Majelis Kehormatan Partai (MKP) Gerindra telah memutuskan untuk memecat salah satu politisi senior partai, Mohamad Taufik. Pemecatan Taufik dilakukan MKP menggelar sidang musyawarah di Kantor Dewan Pengurus Pusat (DPP) Gerindra pada Selasa (7/6).
Wakil Ketua MKP Gerindra, Wihadi Wiyanto, menyampaikan pemecatan Taufik bukan semata-mata hasil pembahasan pada sidang kali ini, karena hasilnya sudah melalui proses panjang dan akumulasi kesalahan dari pelanggaran etik yang telah dilakukan Taufik sebagai kader Gerindra.
Menurut Wihadi, Setidaknya terdapat empat poin yang membuatnya dipecat. Pengawasan dan penilaian buruk DPP Gerindra terhadap kinerja Taufik dimulai saat Pemilihan Presiden (Pilpres) 2019. Sebagai Ketua Dewan Pengurus Daerah (DPD) Gerindra DKI Jakarta, dia dianggap gagal memenangkan pasangan calon presiden (capres) dan calon wakil presiden (cawapres) Prabowo-Sandi di ibu kota.
Pada perolehan hasil Pemilu 2019 lalu, di DKI Jakarta pasangan Jokowi-Ma'ruf meraih 52% atau 3.279.547 suara. Sementara Prabowo-Sandi memperoleh 48% atau 3.066.137 suara.
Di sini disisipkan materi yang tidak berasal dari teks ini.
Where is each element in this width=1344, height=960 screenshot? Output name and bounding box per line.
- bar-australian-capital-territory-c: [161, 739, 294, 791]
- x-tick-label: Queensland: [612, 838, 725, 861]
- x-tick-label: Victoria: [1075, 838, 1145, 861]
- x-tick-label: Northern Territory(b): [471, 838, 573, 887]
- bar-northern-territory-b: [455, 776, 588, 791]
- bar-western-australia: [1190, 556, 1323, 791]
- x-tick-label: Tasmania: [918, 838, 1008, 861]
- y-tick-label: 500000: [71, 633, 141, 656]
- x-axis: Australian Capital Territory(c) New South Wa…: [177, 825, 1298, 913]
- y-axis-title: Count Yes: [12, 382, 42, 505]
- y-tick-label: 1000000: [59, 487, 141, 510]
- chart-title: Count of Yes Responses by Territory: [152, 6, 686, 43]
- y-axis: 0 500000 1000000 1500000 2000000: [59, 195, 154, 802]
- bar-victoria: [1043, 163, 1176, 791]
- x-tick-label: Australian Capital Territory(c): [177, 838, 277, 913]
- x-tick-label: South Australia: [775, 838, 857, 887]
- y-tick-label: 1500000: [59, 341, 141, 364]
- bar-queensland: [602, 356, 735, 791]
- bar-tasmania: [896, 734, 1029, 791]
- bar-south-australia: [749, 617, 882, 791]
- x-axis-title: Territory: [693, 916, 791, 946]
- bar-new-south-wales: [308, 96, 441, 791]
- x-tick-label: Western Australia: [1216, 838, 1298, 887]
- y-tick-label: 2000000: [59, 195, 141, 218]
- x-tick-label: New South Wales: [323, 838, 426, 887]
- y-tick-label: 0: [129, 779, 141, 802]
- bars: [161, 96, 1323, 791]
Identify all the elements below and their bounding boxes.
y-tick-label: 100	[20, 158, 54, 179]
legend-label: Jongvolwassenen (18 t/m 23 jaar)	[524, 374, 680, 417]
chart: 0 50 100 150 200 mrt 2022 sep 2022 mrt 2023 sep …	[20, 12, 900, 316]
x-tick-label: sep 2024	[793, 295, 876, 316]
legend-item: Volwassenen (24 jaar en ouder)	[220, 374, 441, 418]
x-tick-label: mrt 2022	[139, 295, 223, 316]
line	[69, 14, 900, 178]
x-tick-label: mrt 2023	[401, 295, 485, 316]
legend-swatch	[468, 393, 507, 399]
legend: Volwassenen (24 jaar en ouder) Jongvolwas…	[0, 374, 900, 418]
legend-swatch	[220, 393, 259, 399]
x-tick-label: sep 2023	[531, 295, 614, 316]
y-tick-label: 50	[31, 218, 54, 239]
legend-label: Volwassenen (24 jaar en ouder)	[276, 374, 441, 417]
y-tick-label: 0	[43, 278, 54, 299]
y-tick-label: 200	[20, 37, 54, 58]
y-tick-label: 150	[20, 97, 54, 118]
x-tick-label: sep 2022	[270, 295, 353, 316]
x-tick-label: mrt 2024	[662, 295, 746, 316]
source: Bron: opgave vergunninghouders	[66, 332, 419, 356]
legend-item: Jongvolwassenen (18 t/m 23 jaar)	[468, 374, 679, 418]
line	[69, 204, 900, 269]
Kemudian, kinerja Taufik dinilai buruk, sebab tak mampu menyediakan kantor bagi DPD Gerindra DKI Jakarta. Hingga saat ini, DPD Gerindra DKI Jakarta belum memiliki kantor tetap, dan selalu berpindah tempat. “Padahal DKI Jakarta merupakan barometer utama bagi Partai Gerindra,” tutur Wihadi saat mengumumkan keputusan MKP, Selasa (7/6).
Penilaian buruk lainnya yang menjadi landasan pemecatan terhadap Taufik adalah perkara tindak pidana korupsi di lingkungan Pemerintah Provinsi DKI Jakarta. Sebelumnya Komisi Pemberantasan Korupsi (KPK) pernah memeriksa Taufik terkait kasus dugaan korupsi pengadaan tanah di Munjul, Pondok Rangon, Jakarta Timur.
“Ada beberapa kasus korupsi yang masih berjalan prosesnya dan diperiksa di KPK,” kata Wihadi.
Pertimbangan lainnya adalah sikap tidak loyal Taufik terhadap partai, yang telah membawanya menjadi pimpinan Dewan Perwakilan Rakyat Daerah (DPRD) DKI Jakarta periode 2019-2024. Taufik dianggap tidak loyal karena melakukan banyak manuver yang menentang disiplin dan keputusan partai.
Salah satunya, dukungan terhadap Gubernur DKI Jakarta, Anies Baswedan, untuk menjadi capres pada Pemilu 2024 nanti. Padahal, saat disidangkan MKP pada 21 Februari 2022 lalu, dia tegas menyatakan loyal dan taat kepada peraturan partai.
Kemudian, bentuk manuver lain yang dilakukan Taufik saat beredar kabar partai akan mengganti posisinya sebagai Wakil Ketua DPRD DKI Jakarta. Pada masa tersebut, para elit Gerindra mendengar bahwa Taufik akan mengundurkan diri dan berpindah ke Partai Nasdem.
Selain itu, Taufik dianggap membuat gaduh dengan memberikan pernyataan di berbagai media yang dianggap menyudutkan partai. “Padahal diketahui dari pernyataannya tersebut banyak yang tidak benar,” ujar Wihadi.